Biases can also arise during model development based on how the AI/ML model itself is being reasoned and created. One example is inherited bias, which occurs when the output of a biased AI/ML model is used to train another model.

This shows a brain on a computer screen — Much like humans, AI/ML models can be biased, and may result in differential treatment of medically similar cases. Credit: Neuroscience News

Other examples of biases in model development include biases caused by unequal representation of the target population or originating from historical circumstances, such as societal and institutional biases that lead to discriminatory practices.

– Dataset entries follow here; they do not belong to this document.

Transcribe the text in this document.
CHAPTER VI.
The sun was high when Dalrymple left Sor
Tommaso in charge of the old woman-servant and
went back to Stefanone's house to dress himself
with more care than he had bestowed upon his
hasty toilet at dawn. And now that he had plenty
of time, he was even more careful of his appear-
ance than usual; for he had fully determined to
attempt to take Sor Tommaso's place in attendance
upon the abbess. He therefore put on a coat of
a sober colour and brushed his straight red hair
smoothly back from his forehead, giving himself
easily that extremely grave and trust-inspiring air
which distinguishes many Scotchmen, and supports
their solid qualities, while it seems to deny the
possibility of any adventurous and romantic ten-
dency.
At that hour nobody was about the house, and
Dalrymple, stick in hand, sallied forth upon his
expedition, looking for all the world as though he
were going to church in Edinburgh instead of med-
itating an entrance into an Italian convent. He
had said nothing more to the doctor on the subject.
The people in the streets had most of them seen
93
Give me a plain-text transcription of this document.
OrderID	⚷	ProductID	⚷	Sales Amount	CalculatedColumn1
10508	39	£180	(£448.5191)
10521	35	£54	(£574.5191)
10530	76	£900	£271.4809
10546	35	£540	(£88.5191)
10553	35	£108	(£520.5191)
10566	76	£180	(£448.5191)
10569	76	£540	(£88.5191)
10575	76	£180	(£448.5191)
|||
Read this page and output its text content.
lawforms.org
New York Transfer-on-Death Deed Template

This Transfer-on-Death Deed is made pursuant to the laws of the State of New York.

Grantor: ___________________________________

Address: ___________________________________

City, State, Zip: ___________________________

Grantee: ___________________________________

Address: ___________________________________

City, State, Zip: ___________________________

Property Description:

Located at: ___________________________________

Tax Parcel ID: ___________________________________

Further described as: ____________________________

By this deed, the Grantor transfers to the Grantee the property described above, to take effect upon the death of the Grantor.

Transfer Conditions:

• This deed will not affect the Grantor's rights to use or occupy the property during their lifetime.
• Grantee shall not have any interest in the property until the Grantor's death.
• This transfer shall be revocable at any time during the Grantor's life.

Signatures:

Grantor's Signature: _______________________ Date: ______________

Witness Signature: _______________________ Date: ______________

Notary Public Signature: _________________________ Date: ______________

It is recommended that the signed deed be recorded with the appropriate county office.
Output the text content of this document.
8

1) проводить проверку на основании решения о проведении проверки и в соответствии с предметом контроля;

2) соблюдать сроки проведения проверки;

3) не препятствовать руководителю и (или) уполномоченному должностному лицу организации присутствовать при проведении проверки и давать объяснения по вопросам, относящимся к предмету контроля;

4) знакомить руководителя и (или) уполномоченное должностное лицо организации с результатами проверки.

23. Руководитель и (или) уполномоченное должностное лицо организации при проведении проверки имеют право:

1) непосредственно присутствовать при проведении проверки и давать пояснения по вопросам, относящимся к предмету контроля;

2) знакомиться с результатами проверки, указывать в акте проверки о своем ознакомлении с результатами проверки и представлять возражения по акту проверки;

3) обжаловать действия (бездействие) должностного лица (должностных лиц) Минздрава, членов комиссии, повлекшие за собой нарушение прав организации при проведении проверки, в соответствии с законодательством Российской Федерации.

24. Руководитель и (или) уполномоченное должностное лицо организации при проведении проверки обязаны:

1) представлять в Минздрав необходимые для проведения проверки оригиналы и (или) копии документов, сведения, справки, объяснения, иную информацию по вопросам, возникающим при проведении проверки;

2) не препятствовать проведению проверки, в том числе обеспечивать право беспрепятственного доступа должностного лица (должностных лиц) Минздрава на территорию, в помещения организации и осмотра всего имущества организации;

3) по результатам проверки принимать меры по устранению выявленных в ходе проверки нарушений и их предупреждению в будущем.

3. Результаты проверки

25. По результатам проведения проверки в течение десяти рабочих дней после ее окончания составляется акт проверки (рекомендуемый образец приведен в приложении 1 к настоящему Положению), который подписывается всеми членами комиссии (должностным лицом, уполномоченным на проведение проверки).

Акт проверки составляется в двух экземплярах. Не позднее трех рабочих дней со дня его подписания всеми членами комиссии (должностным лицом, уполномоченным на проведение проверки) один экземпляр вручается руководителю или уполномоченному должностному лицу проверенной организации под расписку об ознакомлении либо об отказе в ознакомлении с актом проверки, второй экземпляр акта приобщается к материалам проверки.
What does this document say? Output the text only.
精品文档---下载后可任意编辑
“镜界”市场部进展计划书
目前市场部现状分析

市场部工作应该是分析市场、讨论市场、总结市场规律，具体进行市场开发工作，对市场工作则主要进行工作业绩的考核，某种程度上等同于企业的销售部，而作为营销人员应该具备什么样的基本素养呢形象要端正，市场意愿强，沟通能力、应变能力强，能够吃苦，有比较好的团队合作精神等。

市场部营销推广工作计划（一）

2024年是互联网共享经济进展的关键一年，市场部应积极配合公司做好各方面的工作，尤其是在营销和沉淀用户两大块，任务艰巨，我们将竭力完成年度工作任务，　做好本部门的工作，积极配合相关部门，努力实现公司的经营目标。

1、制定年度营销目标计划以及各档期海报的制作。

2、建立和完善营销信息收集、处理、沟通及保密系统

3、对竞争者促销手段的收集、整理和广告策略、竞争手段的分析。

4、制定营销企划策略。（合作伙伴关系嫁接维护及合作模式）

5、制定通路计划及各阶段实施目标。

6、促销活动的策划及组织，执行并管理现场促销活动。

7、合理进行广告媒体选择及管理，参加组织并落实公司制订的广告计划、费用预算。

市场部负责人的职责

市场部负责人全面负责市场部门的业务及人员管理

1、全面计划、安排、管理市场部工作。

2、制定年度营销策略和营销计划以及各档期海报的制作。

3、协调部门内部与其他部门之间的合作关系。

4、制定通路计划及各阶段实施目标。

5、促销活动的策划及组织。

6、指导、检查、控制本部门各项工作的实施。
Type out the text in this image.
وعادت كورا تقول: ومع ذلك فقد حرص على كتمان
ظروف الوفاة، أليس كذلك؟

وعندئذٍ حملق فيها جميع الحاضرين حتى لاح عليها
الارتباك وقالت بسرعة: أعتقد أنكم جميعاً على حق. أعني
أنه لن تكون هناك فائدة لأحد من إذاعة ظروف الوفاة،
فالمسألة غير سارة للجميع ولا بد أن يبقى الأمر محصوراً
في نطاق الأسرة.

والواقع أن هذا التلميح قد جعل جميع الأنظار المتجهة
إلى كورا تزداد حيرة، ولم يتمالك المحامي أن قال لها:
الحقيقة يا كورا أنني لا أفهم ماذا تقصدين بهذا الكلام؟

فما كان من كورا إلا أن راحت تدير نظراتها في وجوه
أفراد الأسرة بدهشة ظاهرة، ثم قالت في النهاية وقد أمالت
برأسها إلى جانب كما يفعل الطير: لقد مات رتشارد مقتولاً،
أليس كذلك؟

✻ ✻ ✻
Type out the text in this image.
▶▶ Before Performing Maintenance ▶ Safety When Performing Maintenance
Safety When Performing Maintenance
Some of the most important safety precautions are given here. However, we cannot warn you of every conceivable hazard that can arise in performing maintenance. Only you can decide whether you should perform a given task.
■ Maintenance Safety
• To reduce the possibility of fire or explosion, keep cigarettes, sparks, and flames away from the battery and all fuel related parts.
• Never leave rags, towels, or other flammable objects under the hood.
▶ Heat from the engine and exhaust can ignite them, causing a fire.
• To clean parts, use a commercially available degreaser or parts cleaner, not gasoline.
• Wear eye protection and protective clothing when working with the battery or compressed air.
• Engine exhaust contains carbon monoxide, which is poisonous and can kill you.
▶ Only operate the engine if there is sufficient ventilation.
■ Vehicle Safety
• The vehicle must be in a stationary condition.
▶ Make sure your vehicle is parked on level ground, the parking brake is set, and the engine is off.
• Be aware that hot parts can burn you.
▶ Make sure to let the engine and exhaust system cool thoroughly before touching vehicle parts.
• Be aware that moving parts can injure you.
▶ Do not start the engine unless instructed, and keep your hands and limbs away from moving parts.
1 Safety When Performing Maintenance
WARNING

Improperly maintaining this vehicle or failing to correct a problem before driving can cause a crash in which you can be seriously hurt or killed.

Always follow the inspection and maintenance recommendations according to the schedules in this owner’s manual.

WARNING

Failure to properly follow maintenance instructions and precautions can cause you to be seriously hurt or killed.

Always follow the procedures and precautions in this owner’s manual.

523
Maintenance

Model evaluation can also be a potential source of bias. Testing a model’s performance, for instance, can introduce biases either by using already biased datasets for benchmarking or through the use of inappropriate statistical models.

Finally, bias can also creep in during the deployment of the AI/ML model in a real setting, mainly from the system’s users. For example, biases are introduced when a model is not used for the intended categories of images or configurations, or when a user becomes over-reliant on automation.

In addition to identifying and thoroughly explaining these sources of potential bias, the team suggests possible ways for their mitigation and best practices for implementing medical imaging AI/ML models.

The article, therefore, provides valuable insights to researchers, clinicians, and the general public on the limitations of AI/ML in medical imaging as well as a roadmap for their redressal in the near future. This, in turn, could facilitate a more equitable and just deployment of medical imaging AI/ML models in the future.

About this artificial intelligence and machine learning research news

Author: Daneet Steffens
Source: SPIE
Contact: Daneet Steffens – SPIE
Image: The image is credited to Neuroscience News

Original Research: Open access.
“Toward fairness in artificial intelligence for medical image analysis: identification and mitigation of potential biases in the roadmap from data collection to model deployment” by K. Drukker et al. Journal of Medical Imaging

Abstract

Toward fairness in artificial intelligence for medical image analysis: identification and mitigation of potential biases in the roadmap from data collection to model deployment

Purpose

To recognize and address various sources of bias essential for algorithmic fairness and trustworthiness and to contribute to a just and equitable deployment of AI in medical imaging, there is an increasing interest in developing medical imaging-based machine learning methods, also known as medical imaging artificial intelligence (AI), for the detection, diagnosis, prognosis, and risk assessment of disease with the goal of clinical implementation. These tools are intended to help improve traditional human decision-making in medical imaging. However, biases introduced in the steps toward clinical deployment may impede their intended function, potentially exacerbating inequities. Specifically, medical imaging AI can propagate or amplify biases introduced in the many steps from model inception to deployment, resulting in a systematic difference in the treatment of different groups.

Approach

Our multi-institutional team included medical physicists, medical imaging artificial intelligence/machine learning (AI/ML) researchers, experts in AI/ML bias, statisticians, physicians, and scientists from regulatory bodies. We identified sources of bias in AI/ML, mitigation strategies for these biases, and developed recommendations for best practices in medical imaging AI/ML development.

Results

Five main steps along the roadmap of medical imaging AI/ML were identified: (1) data collection, (2) data preparation and annotation, (3) model development, (4) model evaluation, and (5) model deployment. Within these steps, or bias categories, we identified 29 sources of potential bias, many of which can impact multiple steps, as well as mitigation strategies.